During my talk at RSAC, I encouraged the audience to think critically about critical infrastructure and reporting on cyberattacks. Consider entities’ visibility into the incidents they are reporting; try and identify hyperbolic wording versus explanatory phrases backed up with data; consider whether the group or company in the report has a financial or political motivation, or will gain something from its publication. And when contemplating the legitimacy of a piece of research or report, it is useful to identify whether the claims have been validated by a third-party, which adds credence to the report itself. (Hat tip to Motherboard’s Lorenzo Franceschi-Bicchierai for pointing out something similar in a tweet I saw but now cannot find.)

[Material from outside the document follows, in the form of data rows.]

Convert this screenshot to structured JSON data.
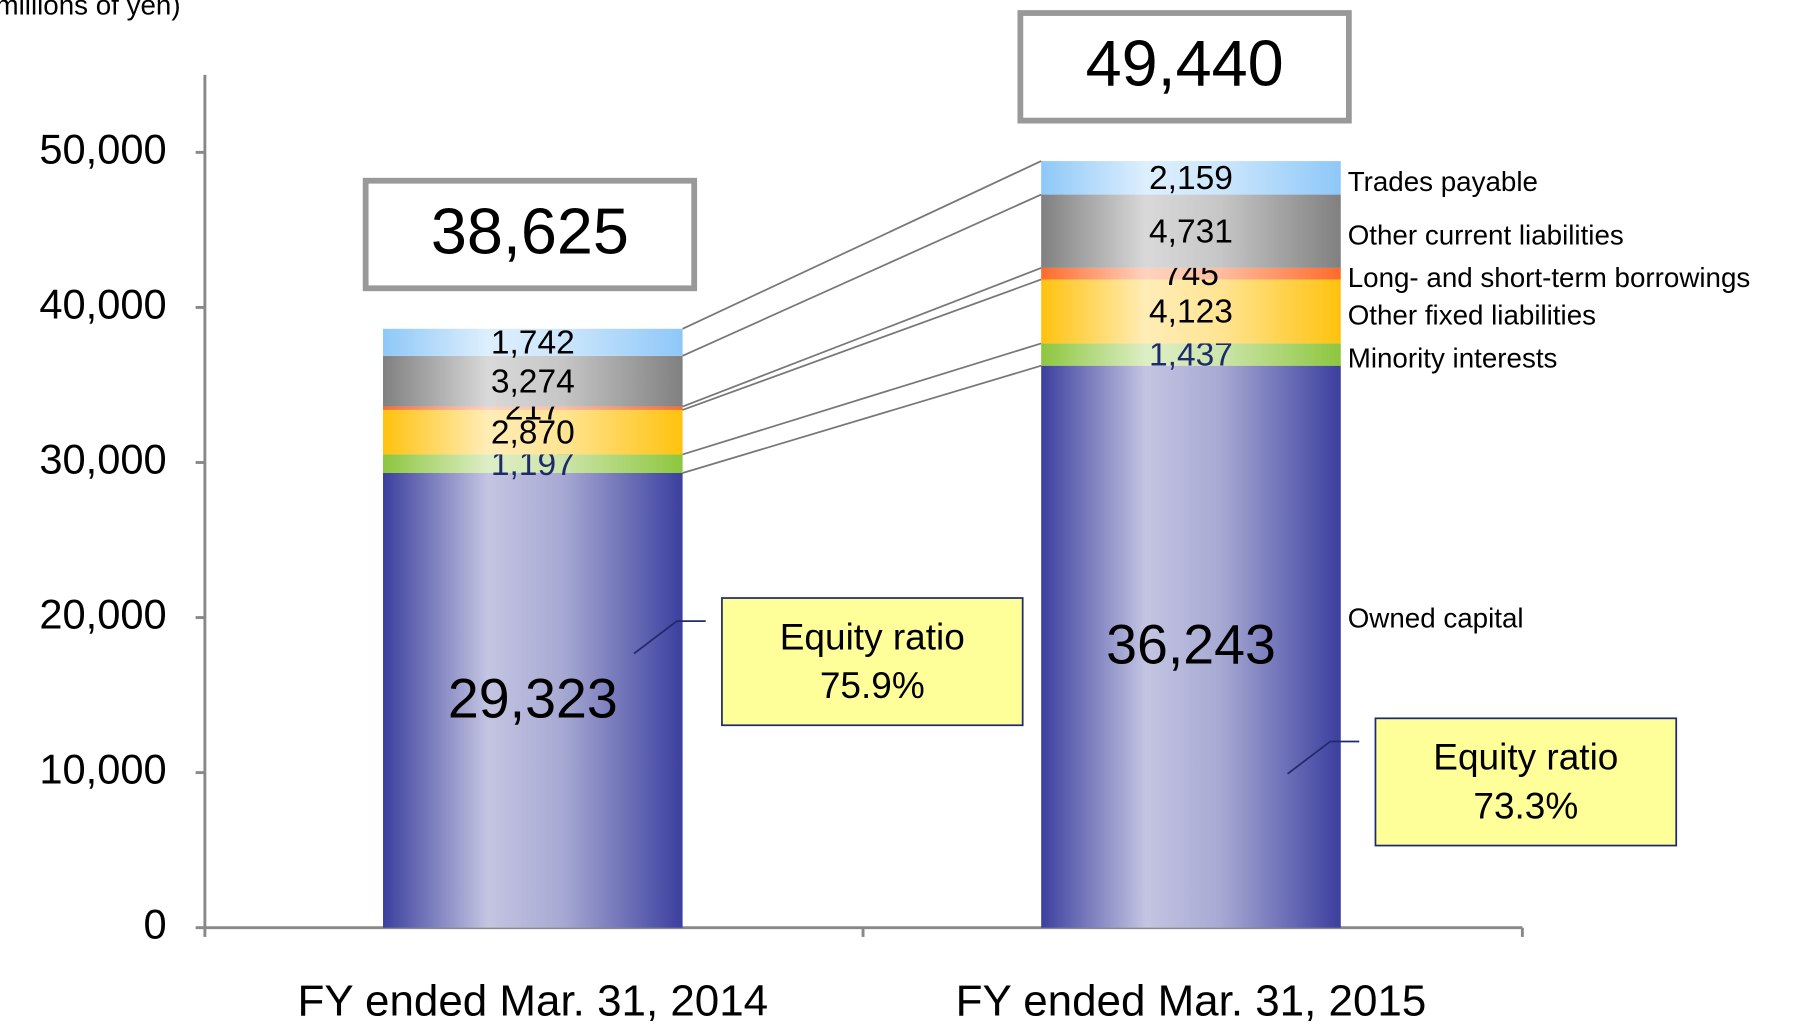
{
  "chart_data": {
    "type": "bar",
    "stacked": true,
    "y_label": "(millions of yen)",
    "categories": [
      "FY ended Mar. 31, 2014",
      "FY ended Mar. 31, 2015"
    ],
    "series": [
      {
        "name": "Owned capital",
        "color": "#3b3f9e",
        "values": [
          29323,
          36243
        ],
        "value_labels": [
          "29,323",
          "36,243"
        ]
      },
      {
        "name": "Minority interests",
        "color": "#8dc63f",
        "values": [
          1197,
          1437
        ],
        "value_labels": [
          "1,197",
          "1,437"
        ]
      },
      {
        "name": "Other fixed liabilities",
        "color": "#ffc20e",
        "values": [
          2870,
          4123
        ],
        "value_labels": [
          "2,870",
          "4,123"
        ]
      },
      {
        "name": "Long- and short-term borrowings",
        "color": "#ff6a2a",
        "values": [
          217,
          745
        ]
      },
      {
        "name": "Other current liabilities",
        "color": "#808080",
        "values": [
          3274,
          4731
        ],
        "value_labels": [
          "3,274",
          "4,731"
        ]
      },
      {
        "name": "Trades payable",
        "color": "#8ec8f8",
        "values": [
          1742,
          2159
        ],
        "value_labels": [
          "1,742",
          "2,159"
        ]
      }
    ],
    "totals": [
      38625,
      49440
    ],
    "total_labels": [
      "38,625",
      "49,440"
    ],
    "equity_ratio": {
      "label": "Equity ratio",
      "values": [
        75.9,
        73.3
      ],
      "value_labels": [
        "75.9%",
        "73.3%"
      ]
    },
    "ylim": [
      0,
      55000
    ],
    "yticks": [
      0,
      {
        "value": 10000,
        "label": "10,000"
      },
      {
        "value": 20000,
        "label": "20,000"
      },
      {
        "value": 30000,
        "label": "30,000"
      },
      {
        "value": 40000,
        "label": "40,000"
      },
      {
        "value": 50000,
        "label": "50,000"
      }
    ]
  }
}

Unfortunately, the Hollywood-esque idea of a country-wide blackout that grinds society to a halt is what many people consider to be the reality of the threat to the electric grid system. But the truth is less of a blockbuster.

Consider this:

  • A destructive incident at one site would require highly-tailored tools and operations and would not effectively scale.
  • A ransomware infection at the financial services division of an electric utility doesn’t automatically translate into a blackout.
  • In most industrial environments the equipment can operate safely and independently for quite a while, so system downtime may have no effect. It could however hurt business operations like shipping, sales, etc.

So why is it important to identify fear, uncertainty, and doubt (FUD) in reporting? It can have a real impact on how people do their jobs: if incidents relating to ICS security are misreported it can be a headache for defenders and owners and operators who may not have the proper context. Additionally, it contributes to an overall misunderstanding among the general public and policy makers who often make decisions based on public information.

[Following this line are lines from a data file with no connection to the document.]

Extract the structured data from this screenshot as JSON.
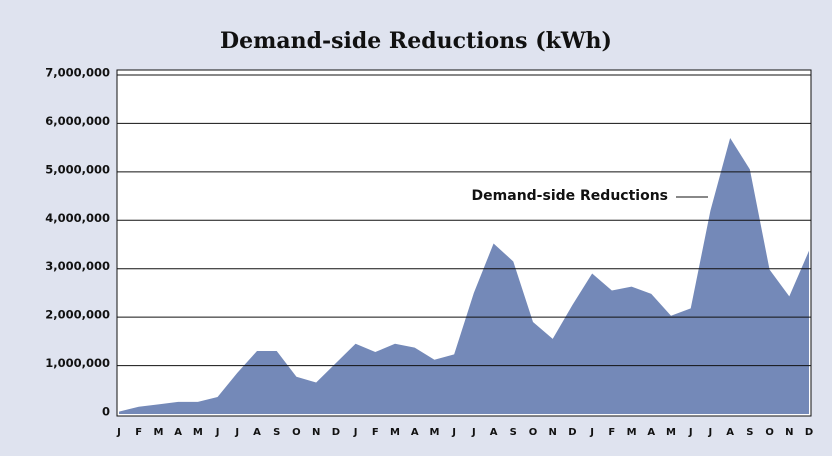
{
  "chart_data": {
    "type": "area",
    "title": "Demand-side Reductions (kWh)",
    "categories": [
      "J",
      "F",
      "M",
      "A",
      "M",
      "J",
      "J",
      "A",
      "S",
      "O",
      "N",
      "D",
      "J",
      "F",
      "M",
      "A",
      "M",
      "J",
      "J",
      "A",
      "S",
      "O",
      "N",
      "D",
      "J",
      "F",
      "M",
      "A",
      "M",
      "J",
      "J",
      "A",
      "S",
      "O",
      "N",
      "D"
    ],
    "series": [
      {
        "name": "Demand-side Reductions",
        "color": "#7489b8",
        "values": [
          50000,
          150000,
          200000,
          250000,
          250000,
          350000,
          850000,
          1300000,
          1300000,
          770000,
          650000,
          1050000,
          1450000,
          1280000,
          1450000,
          1370000,
          1120000,
          1230000,
          2500000,
          3520000,
          3150000,
          1900000,
          1550000,
          2250000,
          2900000,
          2550000,
          2630000,
          2480000,
          2030000,
          2180000,
          4200000,
          5700000,
          5050000,
          2980000,
          2430000,
          3370000
        ]
      }
    ],
    "ylim": [
      0,
      7000000
    ],
    "yticks": [
      0,
      {
        "value": 1000000,
        "label": "1,000,000"
      },
      {
        "value": 2000000,
        "label": "2,000,000"
      },
      {
        "value": 3000000,
        "label": "3,000,000"
      },
      {
        "value": 4000000,
        "label": "4,000,000"
      },
      {
        "value": 5000000,
        "label": "5,000,000"
      },
      {
        "value": 6000000,
        "label": "6,000,000"
      },
      {
        "value": 7000000,
        "label": "7,000,000"
      }
    ],
    "grid": true
  }
}
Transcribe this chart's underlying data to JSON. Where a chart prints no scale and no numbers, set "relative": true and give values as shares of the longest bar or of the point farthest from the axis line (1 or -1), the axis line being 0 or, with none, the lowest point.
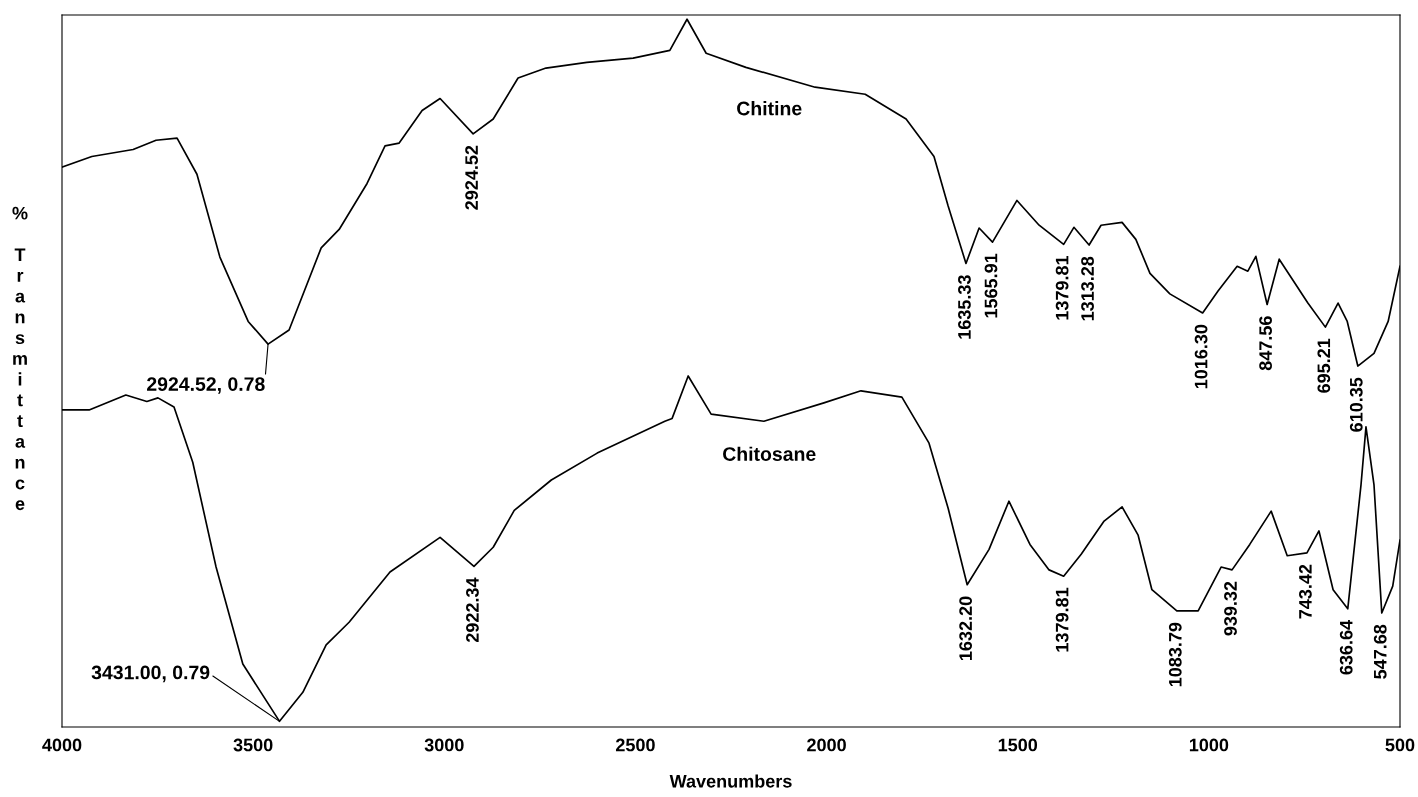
{
  "chart_data": {
    "type": "line",
    "relative": true,
    "xlabel": "Wavenumbers",
    "ylabel": "% Transmittance",
    "xlim": [
      4000,
      500
    ],
    "xticks": [
      4000,
      3500,
      3000,
      2500,
      2000,
      1500,
      1000,
      500
    ],
    "grid": false,
    "legend": false,
    "marker": "none",
    "line_style": "solid",
    "series": [
      {
        "name": "Chitine",
        "color": "#000000",
        "x": [
          4000,
          3922,
          3814,
          3754,
          3699,
          3647,
          3587,
          3513,
          3461,
          3406,
          3322,
          3275,
          3202,
          3155,
          3118,
          3058,
          3011,
          2924.52,
          2872,
          2807,
          2734,
          2627,
          2506,
          2410,
          2365,
          2315,
          2211,
          2030,
          1899,
          1792,
          1719,
          1682,
          1635.33,
          1601,
          1565.91,
          1502,
          1444,
          1379.81,
          1353,
          1313.28,
          1282,
          1227,
          1191,
          1154,
          1102,
          1016.3,
          976,
          926,
          898,
          877,
          847.56,
          816,
          741,
          695.21,
          662,
          638,
          610.35,
          568,
          531,
          500
        ],
        "values": [
          0.791,
          0.806,
          0.816,
          0.829,
          0.832,
          0.781,
          0.664,
          0.573,
          0.541,
          0.561,
          0.677,
          0.703,
          0.768,
          0.821,
          0.825,
          0.871,
          0.888,
          0.838,
          0.859,
          0.917,
          0.931,
          0.939,
          0.945,
          0.956,
          1.0,
          0.952,
          0.932,
          0.904,
          0.894,
          0.859,
          0.806,
          0.736,
          0.655,
          0.705,
          0.685,
          0.744,
          0.709,
          0.682,
          0.706,
          0.681,
          0.709,
          0.713,
          0.689,
          0.641,
          0.612,
          0.585,
          0.616,
          0.651,
          0.644,
          0.665,
          0.597,
          0.661,
          0.599,
          0.565,
          0.599,
          0.573,
          0.51,
          0.528,
          0.573,
          0.651
        ]
      },
      {
        "name": "Chitosane",
        "color": "#000000",
        "x": [
          4000,
          3929,
          3833,
          3778,
          3749,
          3707,
          3658,
          3597,
          3527,
          3431,
          3370,
          3309,
          3249,
          3142,
          3011,
          2922.34,
          2872,
          2817,
          2720,
          2600,
          2423,
          2404,
          2362,
          2302,
          2164,
          2007,
          1910,
          1803,
          1732,
          1682,
          1632.2,
          1575,
          1523,
          1468,
          1418,
          1379.81,
          1334,
          1274,
          1227,
          1185,
          1149,
          1083.79,
          1028,
          968,
          939.32,
          893,
          837,
          795,
          743.42,
          712,
          675,
          636.64,
          602,
          589,
          568,
          547.68,
          519,
          500
        ],
        "values": [
          0.448,
          0.448,
          0.469,
          0.46,
          0.465,
          0.452,
          0.374,
          0.226,
          0.089,
          0.008,
          0.049,
          0.116,
          0.148,
          0.219,
          0.268,
          0.227,
          0.254,
          0.306,
          0.349,
          0.387,
          0.432,
          0.436,
          0.496,
          0.442,
          0.432,
          0.458,
          0.475,
          0.466,
          0.401,
          0.309,
          0.201,
          0.251,
          0.319,
          0.258,
          0.222,
          0.213,
          0.244,
          0.291,
          0.311,
          0.271,
          0.194,
          0.164,
          0.164,
          0.226,
          0.222,
          0.258,
          0.305,
          0.242,
          0.246,
          0.277,
          0.194,
          0.167,
          0.342,
          0.424,
          0.342,
          0.161,
          0.199,
          0.264
        ]
      }
    ],
    "annotations": [
      {
        "text": "2924.52",
        "x": 2924.52,
        "y": 0.838
      },
      {
        "text": "1635.33",
        "x": 1635.33,
        "y": 0.655
      },
      {
        "text": "1565.91",
        "x": 1565.91,
        "y": 0.685
      },
      {
        "text": "1379.81",
        "x": 1379.81,
        "y": 0.682
      },
      {
        "text": "1313.28",
        "x": 1313.28,
        "y": 0.681
      },
      {
        "text": "1016.30",
        "x": 1016.3,
        "y": 0.585
      },
      {
        "text": "847.56",
        "x": 847.56,
        "y": 0.597
      },
      {
        "text": "695.21",
        "x": 695.21,
        "y": 0.565
      },
      {
        "text": "610.35",
        "x": 610.35,
        "y": 0.51
      },
      {
        "text": "2922.34",
        "x": 2922.34,
        "y": 0.227
      },
      {
        "text": "1632.20",
        "x": 1632.2,
        "y": 0.201
      },
      {
        "text": "1379.81",
        "x": 1379.81,
        "y": 0.213
      },
      {
        "text": "1083.79",
        "x": 1083.79,
        "y": 0.164
      },
      {
        "text": "939.32",
        "x": 939.32,
        "y": 0.222
      },
      {
        "text": "743.42",
        "x": 743.42,
        "y": 0.246
      },
      {
        "text": "636.64",
        "x": 636.64,
        "y": 0.167
      },
      {
        "text": "547.68",
        "x": 547.68,
        "y": 0.161
      },
      {
        "text": "2924.52, 0.78",
        "x": 3461,
        "y": 0.541
      },
      {
        "text": "3431.00, 0.79",
        "x": 3431,
        "y": 0.008
      }
    ]
  }
}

It’s worth noting the phrase “hacking the grid” doesn’t make complete sense. At a very basic level, the North American Electric grid is complex and made up of regional and local electricity grids that are connected together to make larger networks for reliability. There are also built-in redundancies for power resiliency. Cyberattacks are not the only threats grid operators and other stakeholders consider when focusing on defending the US electric grid. The long-running joke is that squirrels and other animals should be considered their own APT group due to their ability to cause blackouts; it is, however, true that creatures, natural events, vegetation like fallen limbs, and physical disruptions are all potential threats to grid systems.

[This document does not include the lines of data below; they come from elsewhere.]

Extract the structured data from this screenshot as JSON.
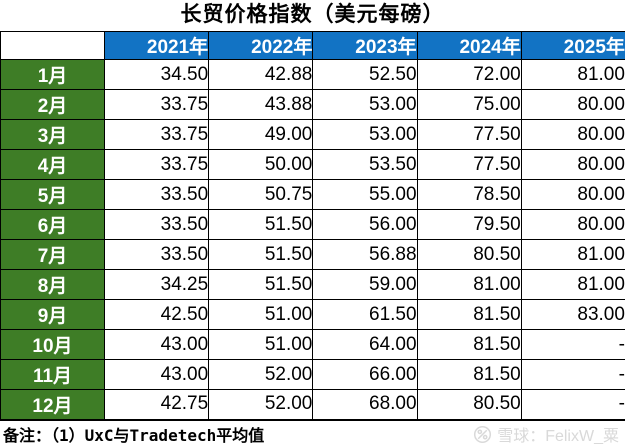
{
  "title": "长贸价格指数（美元每磅）",
  "table": {
    "corner_label": "",
    "year_headers": [
      "2021年",
      "2022年",
      "2023年",
      "2024年",
      "2025年"
    ],
    "rows": [
      {
        "month": "1月",
        "values": [
          "34.50",
          "42.88",
          "52.50",
          "72.00",
          "81.00"
        ]
      },
      {
        "month": "2月",
        "values": [
          "33.75",
          "43.88",
          "53.00",
          "75.00",
          "80.00"
        ]
      },
      {
        "month": "3月",
        "values": [
          "33.75",
          "49.00",
          "53.00",
          "77.50",
          "80.00"
        ]
      },
      {
        "month": "4月",
        "values": [
          "33.75",
          "50.00",
          "53.50",
          "77.50",
          "80.00"
        ]
      },
      {
        "month": "5月",
        "values": [
          "33.50",
          "50.75",
          "55.00",
          "78.50",
          "80.00"
        ]
      },
      {
        "month": "6月",
        "values": [
          "33.50",
          "51.50",
          "56.00",
          "79.50",
          "80.00"
        ]
      },
      {
        "month": "7月",
        "values": [
          "33.50",
          "51.50",
          "56.88",
          "80.50",
          "81.00"
        ]
      },
      {
        "month": "8月",
        "values": [
          "34.25",
          "51.50",
          "59.00",
          "81.00",
          "81.00"
        ]
      },
      {
        "month": "9月",
        "values": [
          "42.50",
          "51.00",
          "61.50",
          "81.50",
          "83.00"
        ]
      },
      {
        "month": "10月",
        "values": [
          "43.00",
          "51.00",
          "64.00",
          "81.50",
          "-"
        ]
      },
      {
        "month": "11月",
        "values": [
          "43.00",
          "52.00",
          "66.00",
          "81.50",
          "-"
        ]
      },
      {
        "month": "12月",
        "values": [
          "42.75",
          "52.00",
          "68.00",
          "80.50",
          "-"
        ]
      }
    ]
  },
  "footnote": "备注：（1）UxC与Tradetech平均值",
  "watermark": {
    "icon": "snowball-logo",
    "text": "雪球：FelixW_粟"
  },
  "colors": {
    "header_bg": "#1273c4",
    "month_bg": "#3e7d26",
    "grid_border": "#000000",
    "watermark": "#d9d9d9"
  },
  "chart_data": {
    "type": "table",
    "title": "长贸价格指数（美元每磅）",
    "categories": [
      "1月",
      "2月",
      "3月",
      "4月",
      "5月",
      "6月",
      "7月",
      "8月",
      "9月",
      "10月",
      "11月",
      "12月"
    ],
    "series": [
      {
        "name": "2021年",
        "values": [
          34.5,
          33.75,
          33.75,
          33.75,
          33.5,
          33.5,
          33.5,
          34.25,
          42.5,
          43.0,
          43.0,
          42.75
        ]
      },
      {
        "name": "2022年",
        "values": [
          42.88,
          43.88,
          49.0,
          50.0,
          50.75,
          51.5,
          51.5,
          51.5,
          51.0,
          51.0,
          52.0,
          52.0
        ]
      },
      {
        "name": "2023年",
        "values": [
          52.5,
          53.0,
          53.0,
          53.5,
          55.0,
          56.0,
          56.88,
          59.0,
          61.5,
          64.0,
          66.0,
          68.0
        ]
      },
      {
        "name": "2024年",
        "values": [
          72.0,
          75.0,
          77.5,
          77.5,
          78.5,
          79.5,
          80.5,
          81.0,
          81.5,
          81.5,
          81.5,
          80.5
        ]
      },
      {
        "name": "2025年",
        "values": [
          81.0,
          80.0,
          80.0,
          80.0,
          80.0,
          80.0,
          81.0,
          81.0,
          83.0,
          null,
          null,
          null
        ]
      }
    ],
    "note": "备注：（1）UxC与Tradetech平均值"
  }
}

From a cyber perspective, threats to electric utilities — and ICS entities in general — include commodity malware that infects the enterprise environment and traverses the OT boundary to affect operations; supply chain compromise leveraging trust between parties to attack an ultimate victim; and adversaries “living off the land” and abusing native tools within IT systems as well as features and functionality within the ICS for initial access and lateral movement. (For more details about these threats, check out our 2018 Year in Review report discussing ICS activity groups and the threat landscape.)

Threats to the electric grid system are real and important. But it’s also important that they are effectively communicated and understood by asset owners and operators, defenders, and the general public to inform decision making, defensive strategies, and more thoughtful conversations about the true threats.